– Кто там?! Зараз!
Входная дверь в воротах широко распахнулась. Михаил увидел моложавую невысокую женщину в латаном халате, под которым была еще старая линялая шерстяная кофта. Екатерина ойкнула и убежала в дом.
– Заходьте, пожалуйста, – пригласила Фекла, сгорбленная старуха с пергаментным лицом. Она была одета в телогрейку поверх халата из цветастой фланели. На голове белый ситцевый платок, повязанный на затылке, а не под горло, как у большинства сельских женщин.
– Я должен поговорить с каждым из вас в отдельности, – сказал Михаил, когда они оказались в сенях, – Где мы сможем это сделать?
– Заходьте в комнату, пожалуйста – радушно пригласила Фекла.
– Начнем с Пантелеймона Игнатьевича. Не возражаете?
– Заходьте, заходьте, пожалуйста! – любезно, с легким поклоном еще раз попросила хозяйка Михаила, – Ты куда в сапожищах?!
– Извините! – Михаил стал снимать сапоги.
– Звиняйте! То не вам. Не разувайтесь – у нас грязно!
Михаил успел разуться и в носках прошел в комнату. Хорошо выкрашенный пол блистал чистотой, на столе цветастая скатерть и ваза из стекла под хрусталь, кружевные занавески на окнах.
Дед Пантелеймон кряхтя присел на лавку в сенях и принялся стаскивать свои видавшие виды тяжелые с набойками и заплатками сапоги. Фекла бросилась ему помогать. Наконец, Пантелеймон вошел, осторожно ступая большими ступнями в штопанных разными нитками шерстяных носках. Он не расстался со своей толстой суковатой палкой, только ставил ее на пол почти неслышно.
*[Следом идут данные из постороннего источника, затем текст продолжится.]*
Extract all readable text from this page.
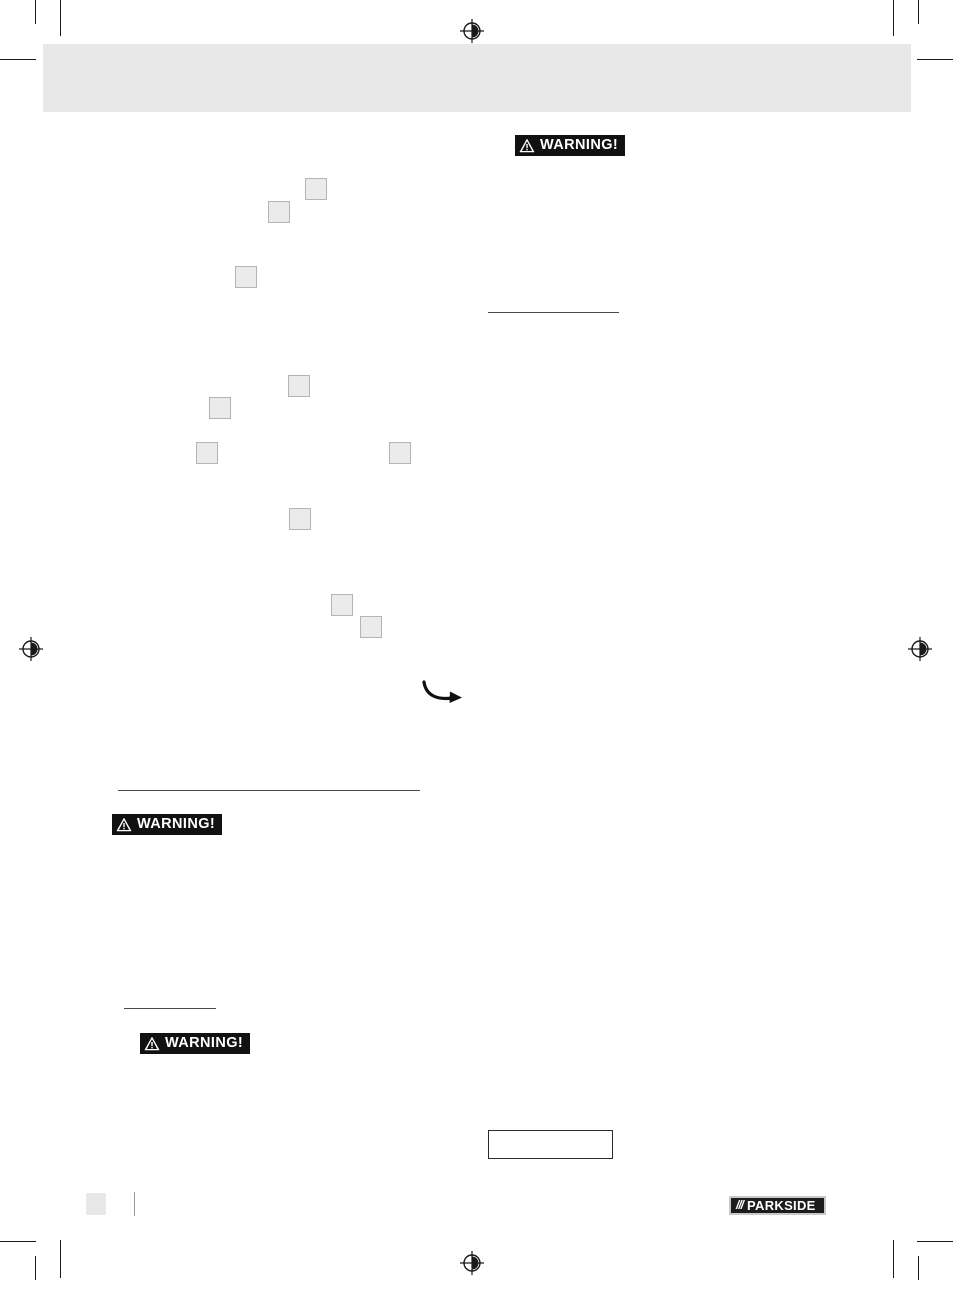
WARNING!
WARNING!
WARNING!
/// PARKSIDE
– Груша? – предположил Михаил по цвету и фактуре дерева.
– Да, она. Лет пять назад от мороза погибла. Пришлось спилить. Из груши хорошие держаки получаются… Хоть какая-то польза. Жалко, замечательная была груша. Из Венгрии привез. Не дошел я до Берлина… В апреле прямо из госпиталя домой приехал. Саженцы привез. Черешни чего-то сразу погибли, а груша выжила…
– Вот такой палкой, вероятно, убили Алевтину Петровну, – Михаил нарочито грубо вернул Пантелеймона Игнатьевича на грешную землю.
– Ну то не про меня! – оторопело, но довольно уверенно ответил Пантелеймон и не отвел свои хитроватые живые глаза.
Михаил сделал паузу, спокойно изучая своего собеседника. Многодневная щетина и неряшливый вид старика не могли скрыть от Михаила, что Пантелеймон на свои восемьдесят с чем-то выглядел очень хорошо.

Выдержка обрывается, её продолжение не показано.